Sources: distillation_runner.py distillation.py student_teacher.py rollout_storage.py

师生网络架构

观测分组与网络并联

StudentTeacher 并非单一神经网络，而是在同一个模块内并联了两个独立的前馈网络：student 和 teacher。两者均由 MLP 构成，但输入维度取决于 obs_groups 配置。obs_groups 是一个字典，必须包含 "policy" 和 "teacher" 两个键，分别列出学生与教师各自使用的观测组名称。模块通过 get_student_obs() 与 get_teacher_obs() 从输入的 TensorDict 中提取并拼接对应观测，使得教师可以访问比学生更丰富的环境信息。例如，教师可能包含地形高度图和接触力，而学生仅包含 IMU 读数和关节位置。

Sources: student_teacher.py student_teacher.py

教师冻结与训练模式

教师网络在初始化后始终处于评估模式。train() 方法被显式重写：在调用父类将模块设为训练模式后，会立即将 teacher 和 teacher_obs_normalizer 切换为 eval()，确保教师参数不会在蒸馏过程中更新。学生网络及其归一化器则正常参与训练。这种设计保证了蒸馏过程是纯粹的单向知识迁移，而非师生联合优化。

Sources: student_teacher.py

循环变体与记忆管理

StudentTeacherRecurrent 为学生网络引入了 Memory 循环记忆模块（支持 LSTM 与 GRU）。学生的观测首先经过循环网络编码，再将隐状态馈入后续的 student MLP。此外，该变体通过 teacher_recurrent 参数可选地为教师配置循环记忆，使其能够加载来自 ActorCriticRecurrent 训练得到的教师权重。循环版本的 hidden state 管理遵循与 PPO 循环策略相同的约定：在环境终止（dones）时重置对应环境的隐状态，在反向传播前执行 detach_hidden_states() 截断梯度流，并在跨 epoch 时通过 last_hidden_states 保存与恢复。

Sources: student_teacher_recurrent.py student_teacher_recurrent.py student_teacher_recurrent.py

蒸馏算法与训练循环

算法核心差异

Distillation 类替代了 PPO 在训练循环中的位置，但其内部逻辑显著简化。与 PPO 的核心差异体现在三个方面：第一，compute_returns() 为空操作，因为蒸馏属于监督学习，不需要计算折扣回报或 GAE 优势；第二，损失函数仅包含 behavior_loss，通过 MSE 或 Huber 损失衡量学生输出与教师标签的差异；第三，动作标签来源于教师在 act() 阶段通过 evaluate() 生成的确定性输出，并以 privileged_actions 存入 Transition。
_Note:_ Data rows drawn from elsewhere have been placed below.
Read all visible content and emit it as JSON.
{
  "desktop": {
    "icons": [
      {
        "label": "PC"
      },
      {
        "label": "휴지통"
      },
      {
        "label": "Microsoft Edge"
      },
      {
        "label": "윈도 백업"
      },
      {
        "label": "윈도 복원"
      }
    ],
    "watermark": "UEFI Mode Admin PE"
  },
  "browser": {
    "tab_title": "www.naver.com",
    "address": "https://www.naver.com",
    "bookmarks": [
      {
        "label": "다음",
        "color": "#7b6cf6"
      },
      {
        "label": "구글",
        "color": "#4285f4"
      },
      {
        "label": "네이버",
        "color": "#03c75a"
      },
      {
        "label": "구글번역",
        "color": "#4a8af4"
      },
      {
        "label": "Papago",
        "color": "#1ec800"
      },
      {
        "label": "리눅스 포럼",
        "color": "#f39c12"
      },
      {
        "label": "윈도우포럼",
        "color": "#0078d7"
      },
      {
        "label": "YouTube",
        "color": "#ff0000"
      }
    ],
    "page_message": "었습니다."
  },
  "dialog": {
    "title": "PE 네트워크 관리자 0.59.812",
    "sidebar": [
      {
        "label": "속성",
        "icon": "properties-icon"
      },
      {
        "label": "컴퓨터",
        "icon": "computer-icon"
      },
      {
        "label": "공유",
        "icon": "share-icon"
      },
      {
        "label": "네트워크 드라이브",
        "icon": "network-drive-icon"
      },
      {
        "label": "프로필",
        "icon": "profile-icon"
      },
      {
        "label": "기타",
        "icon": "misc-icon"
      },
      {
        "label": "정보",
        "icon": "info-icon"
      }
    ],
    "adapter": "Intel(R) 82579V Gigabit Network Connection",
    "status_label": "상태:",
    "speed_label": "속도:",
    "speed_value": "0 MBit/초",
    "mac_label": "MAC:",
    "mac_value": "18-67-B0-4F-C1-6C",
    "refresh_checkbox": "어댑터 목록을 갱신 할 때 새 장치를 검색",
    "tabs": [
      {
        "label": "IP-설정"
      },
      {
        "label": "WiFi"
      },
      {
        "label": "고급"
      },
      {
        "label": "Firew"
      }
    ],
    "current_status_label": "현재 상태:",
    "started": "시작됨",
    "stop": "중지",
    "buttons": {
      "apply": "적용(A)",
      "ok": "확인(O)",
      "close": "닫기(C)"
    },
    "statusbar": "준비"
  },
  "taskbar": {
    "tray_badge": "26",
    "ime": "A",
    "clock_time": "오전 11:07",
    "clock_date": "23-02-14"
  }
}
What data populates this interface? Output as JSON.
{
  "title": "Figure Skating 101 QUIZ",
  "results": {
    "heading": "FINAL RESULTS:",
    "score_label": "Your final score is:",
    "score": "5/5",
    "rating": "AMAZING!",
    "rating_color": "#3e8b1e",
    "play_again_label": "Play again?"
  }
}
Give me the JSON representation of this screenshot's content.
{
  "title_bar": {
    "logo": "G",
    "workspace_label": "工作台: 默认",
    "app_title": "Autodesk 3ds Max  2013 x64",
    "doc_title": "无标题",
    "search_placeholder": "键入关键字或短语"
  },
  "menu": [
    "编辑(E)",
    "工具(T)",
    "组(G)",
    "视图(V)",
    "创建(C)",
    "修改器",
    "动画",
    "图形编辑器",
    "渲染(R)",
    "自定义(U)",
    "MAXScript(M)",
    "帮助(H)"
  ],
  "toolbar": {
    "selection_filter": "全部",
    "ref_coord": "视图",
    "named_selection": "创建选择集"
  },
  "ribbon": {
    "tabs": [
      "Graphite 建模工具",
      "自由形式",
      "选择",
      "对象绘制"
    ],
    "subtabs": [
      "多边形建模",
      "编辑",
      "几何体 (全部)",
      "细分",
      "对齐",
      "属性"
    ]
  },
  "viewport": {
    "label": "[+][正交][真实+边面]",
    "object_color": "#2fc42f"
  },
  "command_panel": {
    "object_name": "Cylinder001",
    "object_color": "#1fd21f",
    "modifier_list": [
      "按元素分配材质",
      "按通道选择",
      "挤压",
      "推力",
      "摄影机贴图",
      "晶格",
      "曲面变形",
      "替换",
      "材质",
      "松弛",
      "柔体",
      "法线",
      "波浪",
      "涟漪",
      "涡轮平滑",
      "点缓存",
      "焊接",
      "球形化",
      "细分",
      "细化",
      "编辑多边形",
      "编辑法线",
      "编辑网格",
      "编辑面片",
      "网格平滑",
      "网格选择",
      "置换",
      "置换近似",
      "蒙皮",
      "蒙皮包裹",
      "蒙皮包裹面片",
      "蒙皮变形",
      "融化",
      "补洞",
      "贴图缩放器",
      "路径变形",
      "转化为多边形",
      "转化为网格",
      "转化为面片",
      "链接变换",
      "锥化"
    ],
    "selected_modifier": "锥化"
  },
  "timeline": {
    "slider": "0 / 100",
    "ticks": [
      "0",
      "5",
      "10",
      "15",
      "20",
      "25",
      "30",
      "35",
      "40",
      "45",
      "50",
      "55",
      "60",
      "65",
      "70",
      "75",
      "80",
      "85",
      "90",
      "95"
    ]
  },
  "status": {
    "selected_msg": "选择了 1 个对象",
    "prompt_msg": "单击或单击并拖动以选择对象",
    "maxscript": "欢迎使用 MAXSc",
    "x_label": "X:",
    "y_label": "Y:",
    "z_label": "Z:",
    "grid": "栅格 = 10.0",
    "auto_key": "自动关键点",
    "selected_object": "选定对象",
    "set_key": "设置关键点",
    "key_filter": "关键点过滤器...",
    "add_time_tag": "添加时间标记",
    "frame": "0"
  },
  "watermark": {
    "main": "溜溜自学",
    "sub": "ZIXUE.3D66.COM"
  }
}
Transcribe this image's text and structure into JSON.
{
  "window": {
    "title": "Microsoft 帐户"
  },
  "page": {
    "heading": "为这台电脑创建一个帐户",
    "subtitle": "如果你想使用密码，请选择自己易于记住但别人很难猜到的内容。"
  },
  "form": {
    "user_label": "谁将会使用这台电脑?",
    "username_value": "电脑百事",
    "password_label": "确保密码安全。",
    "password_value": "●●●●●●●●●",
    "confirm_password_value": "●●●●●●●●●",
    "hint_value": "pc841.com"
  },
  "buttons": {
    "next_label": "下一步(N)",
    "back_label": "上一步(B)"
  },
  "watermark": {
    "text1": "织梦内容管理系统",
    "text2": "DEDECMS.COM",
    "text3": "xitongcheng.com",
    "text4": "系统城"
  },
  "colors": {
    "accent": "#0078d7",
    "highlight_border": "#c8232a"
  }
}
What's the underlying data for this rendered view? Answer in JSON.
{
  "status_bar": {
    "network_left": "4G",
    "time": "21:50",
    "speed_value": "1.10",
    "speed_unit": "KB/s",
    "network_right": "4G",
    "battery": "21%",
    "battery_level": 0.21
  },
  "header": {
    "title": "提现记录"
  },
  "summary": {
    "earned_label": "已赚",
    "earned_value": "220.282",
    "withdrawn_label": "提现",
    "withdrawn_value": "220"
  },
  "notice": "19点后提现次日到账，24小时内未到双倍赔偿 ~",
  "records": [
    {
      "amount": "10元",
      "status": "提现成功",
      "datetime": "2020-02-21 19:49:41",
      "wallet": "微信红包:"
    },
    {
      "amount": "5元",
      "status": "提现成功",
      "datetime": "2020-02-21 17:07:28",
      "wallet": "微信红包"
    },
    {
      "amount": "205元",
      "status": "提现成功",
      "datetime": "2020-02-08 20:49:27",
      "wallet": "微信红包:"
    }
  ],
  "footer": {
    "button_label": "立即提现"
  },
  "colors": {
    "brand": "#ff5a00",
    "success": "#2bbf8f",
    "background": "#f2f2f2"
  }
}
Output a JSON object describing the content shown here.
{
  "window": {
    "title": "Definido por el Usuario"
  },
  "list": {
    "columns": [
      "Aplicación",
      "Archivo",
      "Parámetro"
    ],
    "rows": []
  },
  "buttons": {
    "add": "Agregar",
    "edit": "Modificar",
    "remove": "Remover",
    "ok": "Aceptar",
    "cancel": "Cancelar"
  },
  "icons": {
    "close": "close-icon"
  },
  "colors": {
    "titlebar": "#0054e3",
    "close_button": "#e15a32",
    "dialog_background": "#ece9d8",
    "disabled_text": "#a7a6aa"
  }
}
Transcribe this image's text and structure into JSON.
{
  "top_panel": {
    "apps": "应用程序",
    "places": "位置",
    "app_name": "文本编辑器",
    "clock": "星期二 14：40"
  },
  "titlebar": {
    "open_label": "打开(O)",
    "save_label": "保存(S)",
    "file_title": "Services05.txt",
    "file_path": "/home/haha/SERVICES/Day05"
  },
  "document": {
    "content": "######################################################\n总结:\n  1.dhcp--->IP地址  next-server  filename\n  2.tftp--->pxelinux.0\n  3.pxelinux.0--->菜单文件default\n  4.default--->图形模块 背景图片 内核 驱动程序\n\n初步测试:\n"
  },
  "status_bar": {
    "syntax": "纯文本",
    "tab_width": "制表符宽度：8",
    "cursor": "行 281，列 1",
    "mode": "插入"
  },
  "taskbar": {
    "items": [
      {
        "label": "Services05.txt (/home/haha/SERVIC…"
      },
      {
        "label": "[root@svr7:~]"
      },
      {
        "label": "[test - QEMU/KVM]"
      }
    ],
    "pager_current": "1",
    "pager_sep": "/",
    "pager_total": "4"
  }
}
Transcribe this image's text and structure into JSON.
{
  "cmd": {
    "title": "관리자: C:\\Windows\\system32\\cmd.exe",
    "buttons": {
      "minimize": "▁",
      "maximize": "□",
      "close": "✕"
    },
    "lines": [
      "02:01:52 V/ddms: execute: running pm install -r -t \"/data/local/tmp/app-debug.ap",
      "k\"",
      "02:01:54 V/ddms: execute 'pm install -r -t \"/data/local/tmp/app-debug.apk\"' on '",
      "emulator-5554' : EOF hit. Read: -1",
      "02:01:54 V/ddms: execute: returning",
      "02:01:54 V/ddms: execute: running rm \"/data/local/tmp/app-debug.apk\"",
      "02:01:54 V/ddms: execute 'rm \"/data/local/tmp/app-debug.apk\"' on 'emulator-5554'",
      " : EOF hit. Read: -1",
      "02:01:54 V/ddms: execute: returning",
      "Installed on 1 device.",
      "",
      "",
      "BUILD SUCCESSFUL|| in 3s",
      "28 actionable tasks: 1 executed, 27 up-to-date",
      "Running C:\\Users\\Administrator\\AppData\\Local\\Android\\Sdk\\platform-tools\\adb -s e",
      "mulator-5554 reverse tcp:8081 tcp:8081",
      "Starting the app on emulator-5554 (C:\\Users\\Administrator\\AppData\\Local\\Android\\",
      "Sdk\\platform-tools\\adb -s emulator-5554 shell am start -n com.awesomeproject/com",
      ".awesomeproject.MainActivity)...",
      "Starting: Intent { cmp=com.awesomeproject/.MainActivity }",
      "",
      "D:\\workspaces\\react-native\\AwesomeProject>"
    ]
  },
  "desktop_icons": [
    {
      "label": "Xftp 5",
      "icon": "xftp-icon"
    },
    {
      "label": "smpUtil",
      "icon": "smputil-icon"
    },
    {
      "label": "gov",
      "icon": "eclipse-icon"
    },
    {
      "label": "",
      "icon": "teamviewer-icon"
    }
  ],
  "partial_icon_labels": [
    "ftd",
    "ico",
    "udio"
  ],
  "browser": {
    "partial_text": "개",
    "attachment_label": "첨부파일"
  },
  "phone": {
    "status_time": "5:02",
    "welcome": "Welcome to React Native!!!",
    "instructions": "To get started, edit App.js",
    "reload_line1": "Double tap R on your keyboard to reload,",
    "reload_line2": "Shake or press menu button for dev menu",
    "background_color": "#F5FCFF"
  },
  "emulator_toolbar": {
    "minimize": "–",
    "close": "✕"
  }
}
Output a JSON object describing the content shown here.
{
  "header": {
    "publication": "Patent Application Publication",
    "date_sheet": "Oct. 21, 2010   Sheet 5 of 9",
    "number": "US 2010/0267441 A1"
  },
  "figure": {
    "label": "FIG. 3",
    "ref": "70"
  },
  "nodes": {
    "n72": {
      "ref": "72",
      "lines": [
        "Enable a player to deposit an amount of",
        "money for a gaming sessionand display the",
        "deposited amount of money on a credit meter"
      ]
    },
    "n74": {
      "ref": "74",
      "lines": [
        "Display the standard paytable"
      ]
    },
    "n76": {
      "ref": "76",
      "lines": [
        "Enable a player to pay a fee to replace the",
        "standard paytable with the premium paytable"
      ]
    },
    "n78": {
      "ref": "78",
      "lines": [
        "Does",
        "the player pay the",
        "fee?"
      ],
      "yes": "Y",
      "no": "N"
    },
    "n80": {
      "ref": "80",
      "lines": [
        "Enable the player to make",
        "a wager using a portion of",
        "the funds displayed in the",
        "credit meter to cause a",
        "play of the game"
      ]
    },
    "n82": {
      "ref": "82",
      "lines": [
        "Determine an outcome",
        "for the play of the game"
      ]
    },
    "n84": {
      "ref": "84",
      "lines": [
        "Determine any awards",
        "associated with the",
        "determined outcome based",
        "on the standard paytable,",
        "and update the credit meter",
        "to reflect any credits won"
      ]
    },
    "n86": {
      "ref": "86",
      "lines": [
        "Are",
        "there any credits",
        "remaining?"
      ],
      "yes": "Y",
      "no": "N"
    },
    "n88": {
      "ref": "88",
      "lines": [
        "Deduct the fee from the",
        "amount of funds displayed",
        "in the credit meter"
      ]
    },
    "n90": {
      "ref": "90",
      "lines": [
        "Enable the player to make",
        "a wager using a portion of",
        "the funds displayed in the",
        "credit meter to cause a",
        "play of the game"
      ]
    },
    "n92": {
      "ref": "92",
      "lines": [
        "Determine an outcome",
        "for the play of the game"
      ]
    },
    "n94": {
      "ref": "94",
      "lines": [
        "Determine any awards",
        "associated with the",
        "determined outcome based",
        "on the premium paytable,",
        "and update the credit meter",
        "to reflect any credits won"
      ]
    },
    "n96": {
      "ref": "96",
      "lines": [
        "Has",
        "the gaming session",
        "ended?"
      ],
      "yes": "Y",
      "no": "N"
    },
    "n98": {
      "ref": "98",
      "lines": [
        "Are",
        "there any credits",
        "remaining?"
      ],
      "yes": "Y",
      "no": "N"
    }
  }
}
Sources: distillation.py distillation.py

Rollout 阶段的数据采集

在 DistillationRunner 的 learn() 循环中，每一步的环境交互仍沿用 OnPolicyRunner 的标准流程：调用 alg.act(obs) 获取动作并执行环境步进。不同之处在于，act() 内部除了让学生网络采样动作外，还会同步调用 policy.evaluate(obs) 生成教师标签，两者一并存入 Transition。随后 process_env_step() 将完整 transition 推入 RolloutStorage，并更新学生观测归一化器。

Sources: distillation.py on_policy_runner.py

更新阶段的行为克隆

update() 方法按照 num_learning_epochs 遍历 storage.generator()。对于每一个时间步，学生通过 act_inference() 进行保留梯度的前向计算，教师标签则从存储中直接读取。损失按 gradient_length 进行累积，达到阈值后执行一次反向传播与优化器步进。这种梯度累积机制允许在显存受限的情况下模拟更大的 batch size。梯度裁剪仅作用于 self.policy.student.parameters()，避免误操作已冻结的教师网络。更新结束后，存储被清空，last_hidden_states 被保存以供下一轮迭代使用。

Sources: distillation.py

训练数据流序列

sequenceDiagram
    participant Env as 向量化环境
    participant Runner as DistillationRunner
    participant Alg as Distillation
    participant Policy as StudentTeacher
    participant Storage as RolloutStorage
    
    loop Rollout 阶段 (num_steps_per_env)
        Runner->>Alg: act(obs)
        Alg->>Policy: act(student_obs) → 学生采样动作
        Alg->>Policy: evaluate(teacher_obs) → 教师生成标签
        Alg->>Storage: add_transition(actions, privileged_actions)
        Runner->>Env: step(actions)
        Env-->>Runner: obs, rewards, dones
        Runner->>Alg: process_env_step(obs, rewards, dones, extras)
    end
    
    Runner->>Alg: update()
    loop Epochs × Transitions
        Alg->>Storage: generator()
        Storage-->>Alg: obs, actions, privileged_actions, dones
        Alg->>Policy: act_inference(obs) → 学生预测
        Alg->>Alg: loss_fn(学生预测, privileged_actions)
        note over Alg: 累积 gradient_length 步后<br/>反向传播 + 优化器 step
    end

Sources: distillation.py rollout_storage.py

模型加载与状态迁移

load_state_dict() 是师生框架与 PPO 训练管线衔接的关键桥梁。它智能识别两种来源的检查点，实现无缝的状态迁移：

PPO 教师检查点：当检查点键名中包含 "actor." 时，表明来源是 ActorCritic 的 actor 部分。方法将键名中的 actor. 替换为适配 teacher 模块的前缀，并加载到教师网络及其归一化器中。若教师为循环网络，还会将 memory_a. 映射到 memory_t。此时 loaded_teacher 置为 True，返回 False 表示这不是蒸馏恢复训练，后续不应加载优化器状态。
蒸馏检查点：当键名中包含 "student." 时，说明是之前蒸馏过程的保存点。直接调用父类方法加载完整模块状态，返回 True 表示训练恢复，运行器会据此恢复迭代计数与优化器状态。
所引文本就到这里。